- Born: April 12, 1945 (age 81) Berkeley, California
- Career
- Show: World of Radio
- Show: Mundo Radial
- Country: United States
- Website: www.worldofradio.com

= Glenn Hauser =

American broadcaster (born 1945)

Glenn Hauser (born April 12, 1945) is an internationally known American DXer and radio host from Enid, Oklahoma. He produces and presents a weekly 30-minute program, World Of Radio, heard on a number of non-commercial AM and FM stations throughout the U.S. and worldwide on shortwave.

Hauser began his broadcasting career on Radio Canada International during the late 1970s, providing DX tips on Sunday nights, and his tips also appeared on Radio Nederland's DX Juke Box program. He wrote for Popular Electronics and Modern Electronics, and published Review of International Broadcasting.

==World of Radio==
World Of Radio debuted in 1980 on WUOT in Knoxville, Tennessee, moving to shortwave two years later. The half-hour program consists of Hauser reading news about radio around the world in a characteristic monotone. Although World of Radio focuses on shortwave news, it covers all aspects of broadcasting. Most items are contributed by listeners to the program or DX publications.

===Mundo Radial===
Hauser also produced Mundo Radial, a Spanish edition of World of Radio, from January 2002 to November 2007.
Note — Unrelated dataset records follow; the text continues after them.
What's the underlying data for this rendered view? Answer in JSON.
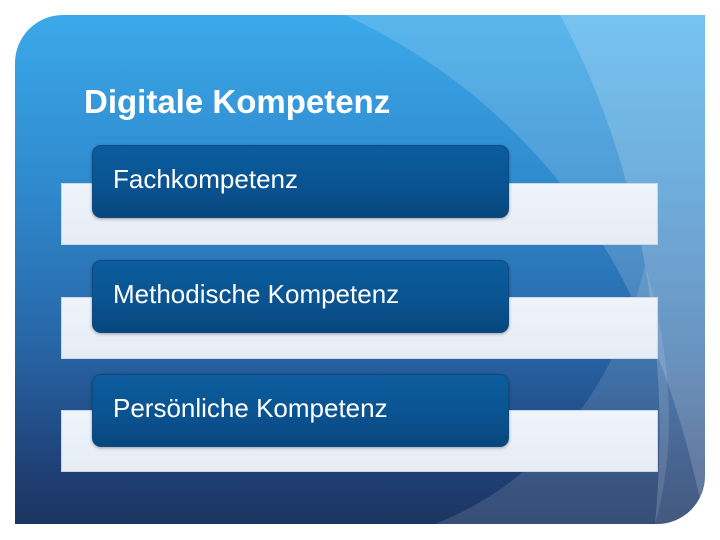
{
  "slide": {
    "title": "Digitale Kompetenz",
    "items": [
      {
        "label": "Fachkompetenz"
      },
      {
        "label": "Methodische Kompetenz"
      },
      {
        "label": "Persönliche Kompetenz"
      }
    ]
  },
  "colors": {
    "background_top": "#3aa9ea",
    "background_bottom": "#1c3562",
    "box": "#0a5290",
    "bar": "#eef4fb"
  }
}
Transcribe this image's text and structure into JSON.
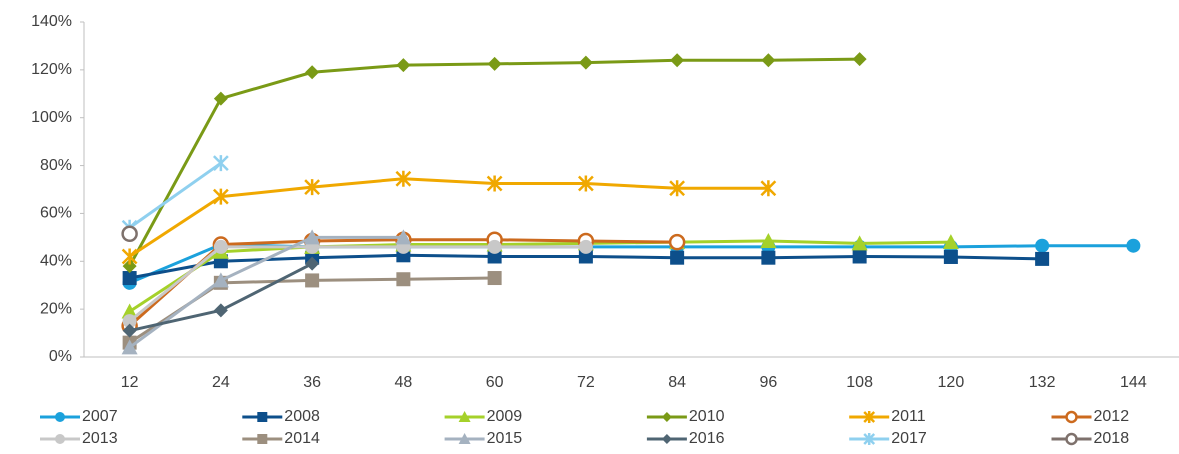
{
  "chart_data": {
    "type": "line",
    "categories": [
      12,
      24,
      36,
      48,
      60,
      72,
      84,
      96,
      108,
      120,
      132,
      144
    ],
    "ylim": [
      0,
      140
    ],
    "yticks": [
      {
        "value": 0,
        "label": "0%"
      },
      {
        "value": 20,
        "label": "20%"
      },
      {
        "value": 40,
        "label": "40%"
      },
      {
        "value": 60,
        "label": "60%"
      },
      {
        "value": 80,
        "label": "80%"
      },
      {
        "value": 100,
        "label": "100%"
      },
      {
        "value": 120,
        "label": "120%"
      },
      {
        "value": 140,
        "label": "140%"
      }
    ],
    "grid": false,
    "legend": "bottom",
    "series": [
      {
        "name": "2007",
        "color": "#1ba1dc",
        "marker": "circle",
        "values": [
          31,
          47,
          46,
          46,
          46,
          46,
          46,
          46,
          46,
          46,
          46.5,
          46.5
        ]
      },
      {
        "name": "2008",
        "color": "#0d4f8b",
        "marker": "square",
        "values": [
          33,
          40,
          41.5,
          42.5,
          42,
          42,
          41.5,
          41.5,
          42,
          41.8,
          41,
          null
        ]
      },
      {
        "name": "2009",
        "color": "#a5d12a",
        "marker": "triangle",
        "values": [
          19,
          44,
          46,
          47,
          47,
          47.5,
          48,
          48.5,
          47.5,
          48,
          null,
          null
        ]
      },
      {
        "name": "2010",
        "color": "#7a9a16",
        "marker": "diamond",
        "values": [
          38,
          108,
          119,
          122,
          122.5,
          123,
          124,
          124,
          124.5,
          null,
          null,
          null
        ]
      },
      {
        "name": "2011",
        "color": "#f0a800",
        "marker": "asterisk",
        "values": [
          42,
          67,
          71,
          74.5,
          72.5,
          72.5,
          70.5,
          70.5,
          null,
          null,
          null,
          null
        ]
      },
      {
        "name": "2012",
        "color": "#cc6a1e",
        "marker": "open-circle",
        "values": [
          13,
          47,
          48.5,
          49,
          49,
          48.5,
          48,
          null,
          null,
          null,
          null,
          null
        ]
      },
      {
        "name": "2013",
        "color": "#c8c8c8",
        "marker": "circle",
        "values": [
          15,
          46,
          46,
          46,
          46,
          46,
          null,
          null,
          null,
          null,
          null,
          null
        ]
      },
      {
        "name": "2014",
        "color": "#9c8f7f",
        "marker": "square",
        "values": [
          6,
          31,
          32,
          32.5,
          33,
          null,
          null,
          null,
          null,
          null,
          null,
          null
        ]
      },
      {
        "name": "2015",
        "color": "#a5b2c0",
        "marker": "triangle",
        "values": [
          4,
          32,
          50,
          50,
          null,
          null,
          null,
          null,
          null,
          null,
          null,
          null
        ]
      },
      {
        "name": "2016",
        "color": "#4f6573",
        "marker": "diamond",
        "values": [
          11,
          19.5,
          39,
          null,
          null,
          null,
          null,
          null,
          null,
          null,
          null,
          null
        ]
      },
      {
        "name": "2017",
        "color": "#8fd0ef",
        "marker": "asterisk",
        "values": [
          54,
          81,
          null,
          null,
          null,
          null,
          null,
          null,
          null,
          null,
          null,
          null
        ]
      },
      {
        "name": "2018",
        "color": "#7e716c",
        "marker": "open-circle",
        "values": [
          51.5,
          null,
          null,
          null,
          null,
          null,
          null,
          null,
          null,
          null,
          null,
          null
        ]
      }
    ]
  }
}
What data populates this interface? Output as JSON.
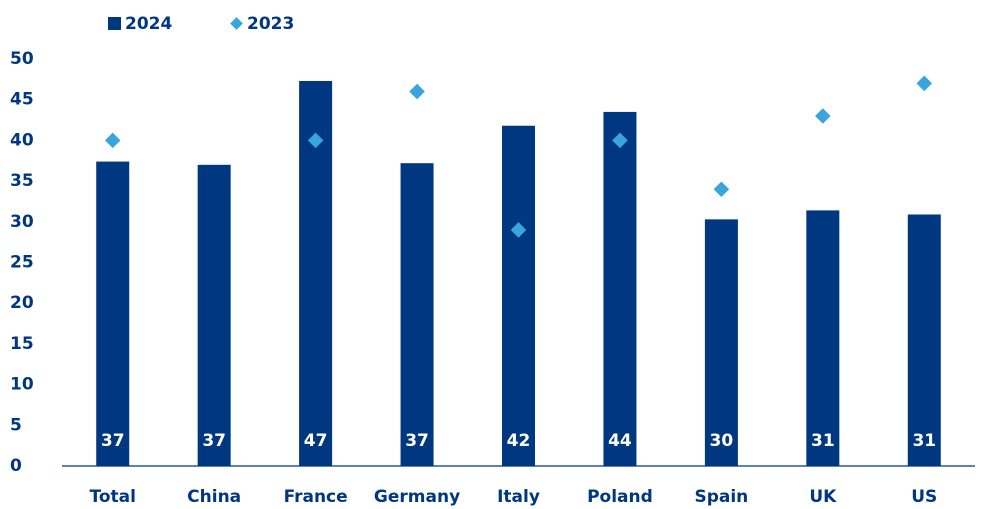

==Review of International Broadcasting==
Hauser introduced Review of International Broadcasting in February 1977. The magazine published 154 issues, with columns such as "Listener Insights on Programming," "Radio Equipment Forum," "DX Listening Digest," "The Media Mind" and "Satellite Watch." Contributors included David Newkirk, Loren Cox and Juan Carlos Codina, and RIB also featured columns from the BBC, John Norfolk and Alan Roe. It was published monthly during the 1970s and 1980s, later decreasing to quarterly and semiannually before ceasing publication in October 1997. RIBs successor, DX Listening Digest, went online in 1999.

==Political and religious views==
Hauser is a USAF veteran, a political liberal and an agnostic, which occasionally puts him at odds with the fundamentalist-dominated American shortwave scene.